Deeplearning4J Java code to predict price of Bitcoin is giving strange values

111 Views Asked by At

I put together some code that given an array containing the full time series of the daily Bitcoin close price in dollars, should produce a prediction for the price of Tomorrow. I would expect the result not to be too dissimilar from the current price, but I get values that are smaller than 20 dollars.

Here's my code:

public static void main(String[] args) {
    
    // Time series array
    double[] data = readCsv();

    // Hyperparameters
    int sequenceLength = 100; // The length of your sequences
    int numHiddenNodes = 256; // The number of hidden nodes
    int numEpochs = 10; // The number of epochs

    // Create input and output arrays
    INDArray input = Nd4j.create(1, 1, data.length - sequenceLength);
    INDArray output = Nd4j.create(1, 1, data.length - sequenceLength);
    for (int i = 0; i < data.length - sequenceLength; i++) {
        input.putScalar(new int[]{0, i % sequenceLength, 0}, data[i]);
        output.putScalar(new int[]{0, 0, i % sequenceLength}, data[i + sequenceLength]);
    }

    // Configure network
    MultiLayerConfiguration conf = new NeuralNetConfiguration.Builder()
        .weightInit(WeightInit.XAVIER)
        .updater(new Nadam())
        .list()
        .layer(0, new LSTM.Builder().nIn(1).nOut(numHiddenNodes)
            .activation(Activation.TANH).build())
        .layer(1, new RnnOutputLayer.Builder(LossFunctions.LossFunction.MSE)
            .activation(Activation.IDENTITY).nIn(numHiddenNodes).nOut(1).build())
        .build();

    MultiLayerNetwork net = new MultiLayerNetwork(conf);
    net.init();
    net.setListeners(new ScoreIterationListener(100));
    
    // Train the network
    for (int epoch = 0; epoch < numEpochs; epoch++) {
        net.fit(input, output);
    }

    // Initialize the input for next prediction with the last sequenceLength number of values from the input INDArray
    INDArray nextInput = Nd4j.create(new double[] {data[data.length - sequenceLength]}, new int[]{1, 1, 1});

    // Use trained model to predict the next value
    INDArray predicted = net.rnnTimeStep(nextInput);

    // Print out predicted value
    System.out.println("Predicted: " + predicted.getDouble(0));
}

Here are my pom dependencies:

 <dependency>
       <groupId>org.deeplearning4j</groupId>
       <artifactId>deeplearning4j-core</artifactId>
       <version>1.0.0-M2.1</version>
   </dependency>
   <dependency>
       <groupId>org.nd4j</groupId>
       <artifactId>nd4j-native-platform</artifactId>
       <version>1.0.0-M2.1</version>
   </dependency>
   <dependency>
       <groupId>org.apache.commons</groupId>
       <artifactId>commons-csv</artifactId>
       <version>1.8</version>
   </dependency>
   <dependency>
       <groupId>ch.qos.logback</groupId>
       <artifactId>logback-classic</artifactId>
       <version>1.2.3</version>
   </dependency>

What can be wrong?
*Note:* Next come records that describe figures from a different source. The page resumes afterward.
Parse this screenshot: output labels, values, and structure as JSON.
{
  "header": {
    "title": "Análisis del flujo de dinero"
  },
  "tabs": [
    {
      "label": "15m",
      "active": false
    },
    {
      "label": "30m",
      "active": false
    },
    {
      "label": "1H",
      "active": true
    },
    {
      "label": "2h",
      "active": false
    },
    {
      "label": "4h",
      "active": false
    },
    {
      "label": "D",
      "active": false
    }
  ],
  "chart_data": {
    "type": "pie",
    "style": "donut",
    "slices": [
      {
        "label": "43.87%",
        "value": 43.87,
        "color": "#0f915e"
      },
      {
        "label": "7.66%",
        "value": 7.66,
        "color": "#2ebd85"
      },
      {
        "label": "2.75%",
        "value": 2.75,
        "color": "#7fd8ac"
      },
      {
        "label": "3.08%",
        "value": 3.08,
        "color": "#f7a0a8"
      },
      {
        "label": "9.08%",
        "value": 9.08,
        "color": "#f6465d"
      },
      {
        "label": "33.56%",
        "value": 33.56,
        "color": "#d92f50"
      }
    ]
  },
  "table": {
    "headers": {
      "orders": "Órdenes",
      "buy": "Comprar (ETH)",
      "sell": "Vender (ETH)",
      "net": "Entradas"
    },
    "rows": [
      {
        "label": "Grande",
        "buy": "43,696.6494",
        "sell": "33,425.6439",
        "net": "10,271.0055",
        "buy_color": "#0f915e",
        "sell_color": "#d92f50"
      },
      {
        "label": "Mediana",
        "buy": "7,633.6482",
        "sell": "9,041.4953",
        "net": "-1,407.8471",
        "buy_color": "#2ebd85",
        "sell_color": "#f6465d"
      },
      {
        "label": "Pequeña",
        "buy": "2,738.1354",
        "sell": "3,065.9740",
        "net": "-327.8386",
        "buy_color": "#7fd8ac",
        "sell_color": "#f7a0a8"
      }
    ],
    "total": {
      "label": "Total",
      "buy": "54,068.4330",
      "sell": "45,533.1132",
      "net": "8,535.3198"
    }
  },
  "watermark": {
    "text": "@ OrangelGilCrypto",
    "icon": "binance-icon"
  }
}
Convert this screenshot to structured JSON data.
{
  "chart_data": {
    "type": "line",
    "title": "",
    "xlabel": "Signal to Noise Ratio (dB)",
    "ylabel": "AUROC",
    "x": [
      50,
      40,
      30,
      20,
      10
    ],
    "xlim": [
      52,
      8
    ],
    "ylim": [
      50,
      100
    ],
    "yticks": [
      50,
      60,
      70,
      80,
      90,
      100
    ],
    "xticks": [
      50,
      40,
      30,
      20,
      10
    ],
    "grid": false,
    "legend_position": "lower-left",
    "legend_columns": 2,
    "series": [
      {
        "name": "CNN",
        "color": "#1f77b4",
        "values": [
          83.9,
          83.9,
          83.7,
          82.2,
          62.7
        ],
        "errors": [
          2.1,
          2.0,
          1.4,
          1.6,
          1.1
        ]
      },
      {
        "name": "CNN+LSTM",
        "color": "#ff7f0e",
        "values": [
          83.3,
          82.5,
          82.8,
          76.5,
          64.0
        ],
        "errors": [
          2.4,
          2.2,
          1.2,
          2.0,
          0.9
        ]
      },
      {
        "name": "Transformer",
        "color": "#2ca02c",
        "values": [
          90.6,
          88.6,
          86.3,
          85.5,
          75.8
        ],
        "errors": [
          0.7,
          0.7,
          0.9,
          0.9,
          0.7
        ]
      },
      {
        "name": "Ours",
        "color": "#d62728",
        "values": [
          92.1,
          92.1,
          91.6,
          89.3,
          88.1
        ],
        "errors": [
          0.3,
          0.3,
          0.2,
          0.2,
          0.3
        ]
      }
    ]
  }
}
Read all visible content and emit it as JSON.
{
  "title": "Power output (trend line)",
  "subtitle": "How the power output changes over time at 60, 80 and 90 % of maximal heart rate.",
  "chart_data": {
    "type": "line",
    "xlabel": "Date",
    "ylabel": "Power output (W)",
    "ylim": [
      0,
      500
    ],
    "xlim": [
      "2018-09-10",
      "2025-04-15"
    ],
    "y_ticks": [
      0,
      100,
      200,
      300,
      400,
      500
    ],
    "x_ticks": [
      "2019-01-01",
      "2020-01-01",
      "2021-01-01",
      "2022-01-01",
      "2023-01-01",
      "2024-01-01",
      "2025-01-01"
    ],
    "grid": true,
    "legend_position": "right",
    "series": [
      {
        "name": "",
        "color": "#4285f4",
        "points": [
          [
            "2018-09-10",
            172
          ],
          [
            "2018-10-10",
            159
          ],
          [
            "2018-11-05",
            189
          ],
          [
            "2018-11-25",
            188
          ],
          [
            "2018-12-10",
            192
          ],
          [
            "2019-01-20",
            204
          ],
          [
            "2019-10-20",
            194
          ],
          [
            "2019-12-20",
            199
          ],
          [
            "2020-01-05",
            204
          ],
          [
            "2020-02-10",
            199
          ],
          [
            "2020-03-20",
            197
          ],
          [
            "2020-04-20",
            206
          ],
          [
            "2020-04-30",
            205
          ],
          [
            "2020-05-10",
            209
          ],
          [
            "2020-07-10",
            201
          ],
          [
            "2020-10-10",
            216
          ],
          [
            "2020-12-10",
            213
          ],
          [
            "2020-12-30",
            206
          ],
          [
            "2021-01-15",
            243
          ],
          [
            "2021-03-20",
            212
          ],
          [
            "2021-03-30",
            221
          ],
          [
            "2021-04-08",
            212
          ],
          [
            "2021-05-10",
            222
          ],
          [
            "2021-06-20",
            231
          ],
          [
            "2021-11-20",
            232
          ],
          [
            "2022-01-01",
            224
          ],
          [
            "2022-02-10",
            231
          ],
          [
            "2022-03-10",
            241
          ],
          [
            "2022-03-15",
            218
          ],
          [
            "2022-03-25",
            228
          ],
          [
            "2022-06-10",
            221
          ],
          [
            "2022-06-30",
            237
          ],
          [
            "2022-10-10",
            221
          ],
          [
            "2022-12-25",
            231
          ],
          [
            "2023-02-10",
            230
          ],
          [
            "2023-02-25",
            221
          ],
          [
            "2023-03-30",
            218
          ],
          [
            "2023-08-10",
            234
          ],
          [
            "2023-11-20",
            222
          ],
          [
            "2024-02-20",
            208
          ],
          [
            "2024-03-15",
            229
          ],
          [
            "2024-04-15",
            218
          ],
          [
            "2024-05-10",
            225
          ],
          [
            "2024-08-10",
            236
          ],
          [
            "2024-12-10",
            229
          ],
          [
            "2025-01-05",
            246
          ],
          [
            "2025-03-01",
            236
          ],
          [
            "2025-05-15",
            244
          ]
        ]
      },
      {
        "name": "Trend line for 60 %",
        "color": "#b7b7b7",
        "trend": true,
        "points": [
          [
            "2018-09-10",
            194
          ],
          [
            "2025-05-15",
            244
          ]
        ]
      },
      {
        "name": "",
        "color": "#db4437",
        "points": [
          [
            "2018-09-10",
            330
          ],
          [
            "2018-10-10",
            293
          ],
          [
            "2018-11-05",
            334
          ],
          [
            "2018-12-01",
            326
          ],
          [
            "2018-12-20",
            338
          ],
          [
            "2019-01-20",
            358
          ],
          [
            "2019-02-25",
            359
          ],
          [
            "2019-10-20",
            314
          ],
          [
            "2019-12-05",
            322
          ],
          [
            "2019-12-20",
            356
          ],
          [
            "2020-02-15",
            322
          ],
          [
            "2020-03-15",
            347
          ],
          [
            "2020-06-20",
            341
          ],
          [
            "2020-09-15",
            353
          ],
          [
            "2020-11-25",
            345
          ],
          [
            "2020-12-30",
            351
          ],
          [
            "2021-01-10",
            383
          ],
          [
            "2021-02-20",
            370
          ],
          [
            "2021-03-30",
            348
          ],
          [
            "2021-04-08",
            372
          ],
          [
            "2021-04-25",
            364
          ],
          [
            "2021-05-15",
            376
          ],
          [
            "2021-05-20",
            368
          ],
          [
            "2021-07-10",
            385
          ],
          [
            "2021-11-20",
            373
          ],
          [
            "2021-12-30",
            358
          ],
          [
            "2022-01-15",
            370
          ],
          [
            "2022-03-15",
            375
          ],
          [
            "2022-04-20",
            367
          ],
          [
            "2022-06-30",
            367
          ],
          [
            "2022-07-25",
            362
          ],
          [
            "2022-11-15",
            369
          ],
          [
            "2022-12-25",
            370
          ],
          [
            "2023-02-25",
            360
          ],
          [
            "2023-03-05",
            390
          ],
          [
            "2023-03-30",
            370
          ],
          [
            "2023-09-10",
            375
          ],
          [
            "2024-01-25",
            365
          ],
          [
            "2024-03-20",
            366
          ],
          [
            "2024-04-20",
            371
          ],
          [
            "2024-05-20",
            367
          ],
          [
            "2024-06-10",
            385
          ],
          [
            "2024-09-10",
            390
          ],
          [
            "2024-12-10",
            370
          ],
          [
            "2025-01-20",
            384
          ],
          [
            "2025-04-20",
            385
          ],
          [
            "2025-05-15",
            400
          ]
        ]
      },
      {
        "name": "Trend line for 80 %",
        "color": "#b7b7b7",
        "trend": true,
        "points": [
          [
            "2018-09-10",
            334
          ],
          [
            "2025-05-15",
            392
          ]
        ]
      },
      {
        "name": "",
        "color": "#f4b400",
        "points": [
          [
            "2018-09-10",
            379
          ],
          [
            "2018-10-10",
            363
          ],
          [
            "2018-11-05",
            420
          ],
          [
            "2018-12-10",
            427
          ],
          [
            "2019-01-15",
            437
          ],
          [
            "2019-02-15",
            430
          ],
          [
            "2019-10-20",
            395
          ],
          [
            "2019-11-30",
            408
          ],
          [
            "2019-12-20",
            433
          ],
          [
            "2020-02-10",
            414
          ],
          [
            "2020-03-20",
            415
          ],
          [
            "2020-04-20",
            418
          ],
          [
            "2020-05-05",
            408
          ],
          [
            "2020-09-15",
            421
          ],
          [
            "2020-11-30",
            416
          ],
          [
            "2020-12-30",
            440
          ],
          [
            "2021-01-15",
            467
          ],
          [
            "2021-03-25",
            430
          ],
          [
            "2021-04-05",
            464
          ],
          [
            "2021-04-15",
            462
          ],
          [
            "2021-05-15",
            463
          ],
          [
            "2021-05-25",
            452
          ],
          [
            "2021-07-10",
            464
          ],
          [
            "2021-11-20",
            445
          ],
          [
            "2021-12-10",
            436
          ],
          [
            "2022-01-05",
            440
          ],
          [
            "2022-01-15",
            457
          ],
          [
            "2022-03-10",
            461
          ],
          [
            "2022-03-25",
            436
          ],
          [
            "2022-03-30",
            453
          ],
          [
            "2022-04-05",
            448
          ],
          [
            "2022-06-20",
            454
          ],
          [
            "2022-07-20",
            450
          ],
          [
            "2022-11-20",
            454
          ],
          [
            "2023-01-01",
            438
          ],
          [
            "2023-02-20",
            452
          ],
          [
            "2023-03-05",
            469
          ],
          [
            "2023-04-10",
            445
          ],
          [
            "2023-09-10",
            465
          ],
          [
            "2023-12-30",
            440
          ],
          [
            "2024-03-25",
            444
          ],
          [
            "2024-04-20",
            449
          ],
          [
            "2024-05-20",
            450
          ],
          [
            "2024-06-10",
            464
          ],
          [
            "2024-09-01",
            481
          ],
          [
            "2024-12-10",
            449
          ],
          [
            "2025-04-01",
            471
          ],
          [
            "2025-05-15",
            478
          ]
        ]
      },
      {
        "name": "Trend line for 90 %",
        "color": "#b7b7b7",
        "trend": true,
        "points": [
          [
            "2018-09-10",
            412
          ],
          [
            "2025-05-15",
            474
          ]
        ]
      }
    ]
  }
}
Why doesn't it give meaningful results?

EDIT

Some more information. Here's where to downloaded the time series from: https://uk.investing.com/crypto/bitcoin/historical-data

And here's how I read the csv:

private static double[] readCsv() {
    String csvFile = "/BTCDaily.csv"; // File in the resources folder
    List<Double> priceList = new ArrayList<>();

    try {
        URL url = App.class.getResource(csvFile);
        Reader in = new FileReader(url.toURI().getPath());
        Iterable<CSVRecord> records = CSVFormat.DEFAULT.withFirstRecordAsHeader().parse(in);
        for (CSVRecord record : records) {
            String price = record.get("Price");
            price = price.replace(",", "");  // remove commas
            priceList.add(Double.parseDouble(price));
        }
    } catch (Exception e) {
        e.printStackTrace();
    }

    return reverse(priceList.stream().mapToDouble(Double::doubleValue).toArray());
}

public static double[] reverse(double[] array) {
    int length = array.length;
    double[] reversed = new double[length];
    for (int i = 0; i < length; i++) {
        reversed[i] = array[length - i - 1];
    }
    return reversed;
}
2

There are 2 best solutions below

1
Paul Verest On

Most likely you read CSV values wrong,

taking 30,448.4 as 30.

So trace last value from CSV into log.

Additionally, I would be sure about anything, when using 1.0.0-beta7 version.

Have you checked for the latest version e.g. https://mvnrepository.com/artifact/org.deeplearning4j/deeplearning4j-core ?

At my glance, it looks not promising.

2
Adam Gibson On

Maintainer here. As Paul mentioned, stick to the latest version when possible. Make sure to normalize your values as well as your labels.

Paul could be right you're reading your values in wrong. You normally use the CSVSequenceRecordReader for that.

Beyond that, you probably need to scale your data. Have you looked at doing that?